The Red-necked Ostrich along with two other Sahelo-Saharan flagship species, namely the addax (Addax nasomaculatus) and the dama gazelle (Nanger dama mhorr), were reintroduced to the Safia reserve, located in the rural commune of Bir Guendouz. All these species are now almost fully acclimatized and breed in the wild (semi-captivity) in good conditions.
The Acclimatization Reserve of Safia, with an area of 900ha, was created in 2008 by the the HCEFLCD in order to reintroduce these Sahelo-Saharan species to their former habitat. The reserve is co-managed jointly by the HCEFLCD and the Association ‘Nature Initiative’. The stock of the Red-necked Ostrich comes from the Souss Massa National Park and Rmila reserve (Marrakech).

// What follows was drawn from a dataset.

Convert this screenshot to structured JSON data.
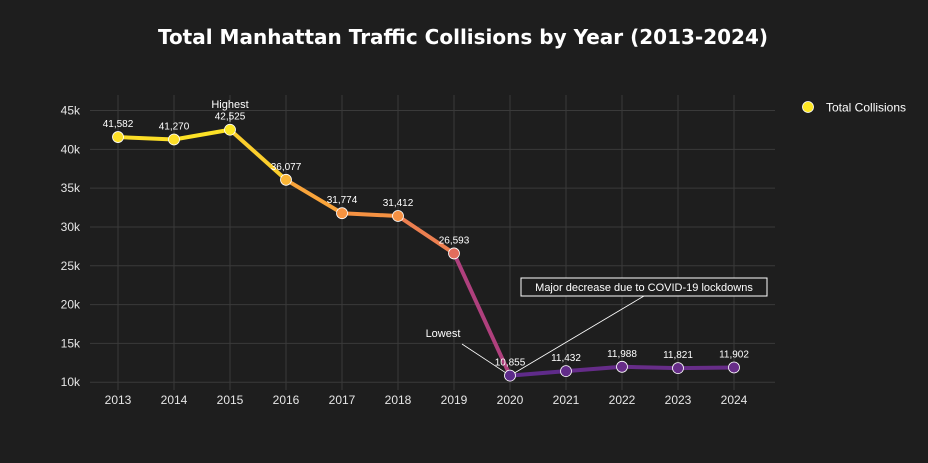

It should be noted also that in 2008, some 20 North African Ostrich chicks were also reintroduced to the national parks of southern Tunisia from the Souss Massa National Park. Wowever, there is no information about the success of the project.
Regarding the reintroduction project in Tunisia, some birds were released into the Dghoumes National Park in 2014. And two other groups were translocated to an acclimatisation enclosure in Sidi Toui National Park and to Orbata Faunal Reserve respectively. For more details, please see the links to the website of Marwell Wildlife in the comments section below.

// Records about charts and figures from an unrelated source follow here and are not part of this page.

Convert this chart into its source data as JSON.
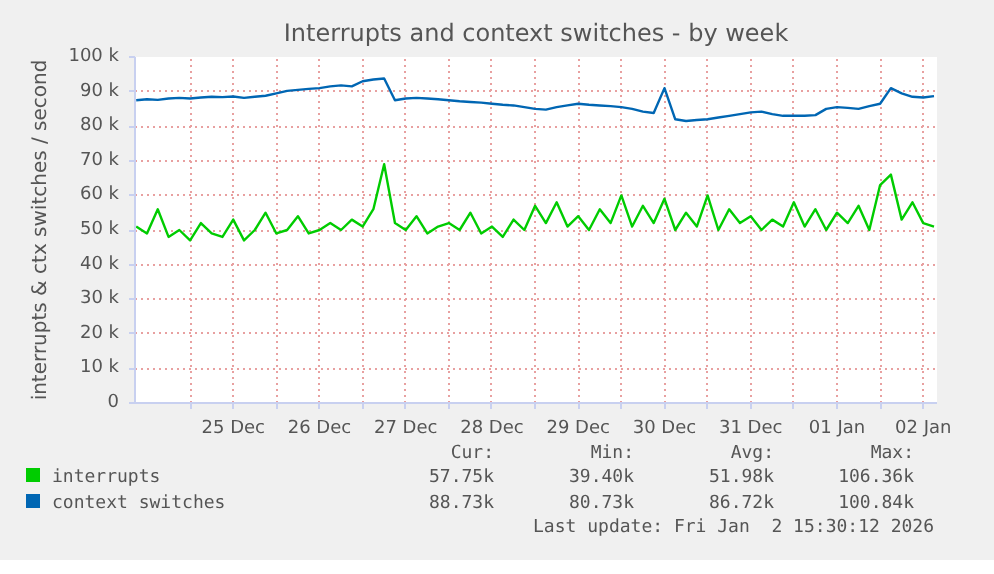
{
  "chart_data": {
    "type": "line",
    "title": "Interrupts and context switches - by week",
    "ylabel": "interrupts & ctx switches / second",
    "x": [
      "2025-12-24T09:00",
      "2025-12-24T12:00",
      "2025-12-24T15:00",
      "2025-12-24T18:00",
      "2025-12-24T21:00",
      "2025-12-25T00:00",
      "2025-12-25T03:00",
      "2025-12-25T06:00",
      "2025-12-25T09:00",
      "2025-12-25T12:00",
      "2025-12-25T15:00",
      "2025-12-25T18:00",
      "2025-12-25T21:00",
      "2025-12-26T00:00",
      "2025-12-26T03:00",
      "2025-12-26T06:00",
      "2025-12-26T09:00",
      "2025-12-26T12:00",
      "2025-12-26T15:00",
      "2025-12-26T18:00",
      "2025-12-26T21:00",
      "2025-12-27T00:00",
      "2025-12-27T03:00",
      "2025-12-27T06:00",
      "2025-12-27T09:00",
      "2025-12-27T12:00",
      "2025-12-27T15:00",
      "2025-12-27T18:00",
      "2025-12-27T21:00",
      "2025-12-28T00:00",
      "2025-12-28T03:00",
      "2025-12-28T06:00",
      "2025-12-28T09:00",
      "2025-12-28T12:00",
      "2025-12-28T15:00",
      "2025-12-28T18:00",
      "2025-12-28T21:00",
      "2025-12-29T00:00",
      "2025-12-29T03:00",
      "2025-12-29T06:00",
      "2025-12-29T09:00",
      "2025-12-29T12:00",
      "2025-12-29T15:00",
      "2025-12-29T18:00",
      "2025-12-29T21:00",
      "2025-12-30T00:00",
      "2025-12-30T03:00",
      "2025-12-30T06:00",
      "2025-12-30T09:00",
      "2025-12-30T12:00",
      "2025-12-30T15:00",
      "2025-12-30T18:00",
      "2025-12-30T21:00",
      "2025-12-31T00:00",
      "2025-12-31T03:00",
      "2025-12-31T06:00",
      "2025-12-31T09:00",
      "2025-12-31T12:00",
      "2025-12-31T15:00",
      "2025-12-31T18:00",
      "2025-12-31T21:00",
      "2026-01-01T00:00",
      "2026-01-01T03:00",
      "2026-01-01T06:00",
      "2026-01-01T09:00",
      "2026-01-01T12:00",
      "2026-01-01T15:00",
      "2026-01-01T18:00",
      "2026-01-01T21:00",
      "2026-01-02T00:00",
      "2026-01-02T03:00",
      "2026-01-02T06:00",
      "2026-01-02T09:00",
      "2026-01-02T12:00",
      "2026-01-02T15:00"
    ],
    "series": [
      {
        "name": "interrupts",
        "color": "#00cc00",
        "values": [
          51000,
          49000,
          56000,
          48000,
          50000,
          47000,
          52000,
          49000,
          48000,
          53000,
          47000,
          50000,
          55000,
          49000,
          50000,
          54000,
          49000,
          50000,
          52000,
          50000,
          53000,
          51000,
          56000,
          69000,
          52000,
          50000,
          54000,
          49000,
          51000,
          52000,
          50000,
          55000,
          49000,
          51000,
          48000,
          53000,
          50000,
          57000,
          52000,
          58000,
          51000,
          54000,
          50000,
          56000,
          52000,
          60000,
          51000,
          57000,
          52000,
          59000,
          50000,
          55000,
          51000,
          60000,
          50000,
          56000,
          52000,
          54000,
          50000,
          53000,
          51000,
          58000,
          51000,
          56000,
          50000,
          55000,
          52000,
          57000,
          50000,
          63000,
          66000,
          53000,
          58000,
          52000,
          51000
        ]
      },
      {
        "name": "context switches",
        "color": "#0066b3",
        "values": [
          87500,
          87800,
          87600,
          88000,
          88200,
          88000,
          88300,
          88500,
          88400,
          88600,
          88200,
          88500,
          88800,
          89500,
          90200,
          90500,
          90800,
          91000,
          91500,
          91800,
          91500,
          93000,
          93500,
          93800,
          87500,
          88000,
          88200,
          88000,
          87800,
          87500,
          87200,
          87000,
          86800,
          86500,
          86200,
          86000,
          85500,
          85000,
          84800,
          85500,
          86000,
          86500,
          86200,
          86000,
          85800,
          85500,
          85000,
          84200,
          83800,
          91000,
          82000,
          81500,
          81800,
          82000,
          82500,
          83000,
          83500,
          84000,
          84200,
          83500,
          83000,
          83000,
          83000,
          83200,
          85000,
          85500,
          85300,
          85000,
          85800,
          86500,
          91000,
          89500,
          88500,
          88300,
          88700
        ]
      }
    ],
    "xlim": [
      "2025-12-24T08:40",
      "2026-01-02T15:50"
    ],
    "xticks": [
      {
        "value": "2025-12-25T00:00",
        "label": null
      },
      {
        "value": "2025-12-25T12:00",
        "label": "25 Dec"
      },
      {
        "value": "2025-12-26T00:00",
        "label": null
      },
      {
        "value": "2025-12-26T12:00",
        "label": "26 Dec"
      },
      {
        "value": "2025-12-27T00:00",
        "label": null
      },
      {
        "value": "2025-12-27T12:00",
        "label": "27 Dec"
      },
      {
        "value": "2025-12-28T00:00",
        "label": null
      },
      {
        "value": "2025-12-28T12:00",
        "label": "28 Dec"
      },
      {
        "value": "2025-12-29T00:00",
        "label": null
      },
      {
        "value": "2025-12-29T12:00",
        "label": "29 Dec"
      },
      {
        "value": "2025-12-30T00:00",
        "label": null
      },
      {
        "value": "2025-12-30T12:00",
        "label": "30 Dec"
      },
      {
        "value": "2025-12-31T00:00",
        "label": null
      },
      {
        "value": "2025-12-31T12:00",
        "label": "31 Dec"
      },
      {
        "value": "2026-01-01T00:00",
        "label": null
      },
      {
        "value": "2026-01-01T12:00",
        "label": "01 Jan"
      },
      {
        "value": "2026-01-02T00:00",
        "label": null
      },
      {
        "value": "2026-01-02T12:00",
        "label": "02 Jan"
      }
    ],
    "ylim": [
      0,
      100000
    ],
    "yticks": [
      0,
      {
        "value": 10000,
        "label": "10 k"
      },
      {
        "value": 20000,
        "label": "20 k"
      },
      {
        "value": 30000,
        "label": "30 k"
      },
      {
        "value": 40000,
        "label": "40 k"
      },
      {
        "value": 50000,
        "label": "50 k"
      },
      {
        "value": 60000,
        "label": "60 k"
      },
      {
        "value": 70000,
        "label": "70 k"
      },
      {
        "value": 80000,
        "label": "80 k"
      },
      {
        "value": 90000,
        "label": "90 k"
      },
      {
        "value": 100000,
        "label": "100 k"
      }
    ],
    "grid": true,
    "legend": "bottom",
    "marker": "none",
    "line_style": "solid",
    "annotations": [
      "Cur:",
      "Min:",
      "Avg:",
      "Max:",
      "57.75k",
      "39.40k",
      "51.98k",
      "106.36k",
      "88.73k",
      "80.73k",
      "86.72k",
      "100.84k",
      "Last update: Fri Jan  2 15:30:12 2026"
    ]
  }
}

When I first wrote this blog-post, the word ‘launched’ was written as ‘lunched’, which was funny mistake because the ostriches can be lunched (eaten at lunch!) as well. Laurie, a blog follower, commented in June 2013: “’lunched’ – I like it”. At the time, I didn’t notice the mistake so I didn’t understand his comment and didn’t reply. I only noticed the mistake when I wrote about the Namaqua Doves seen at Safia reserve during the release operation of Dama gazelle.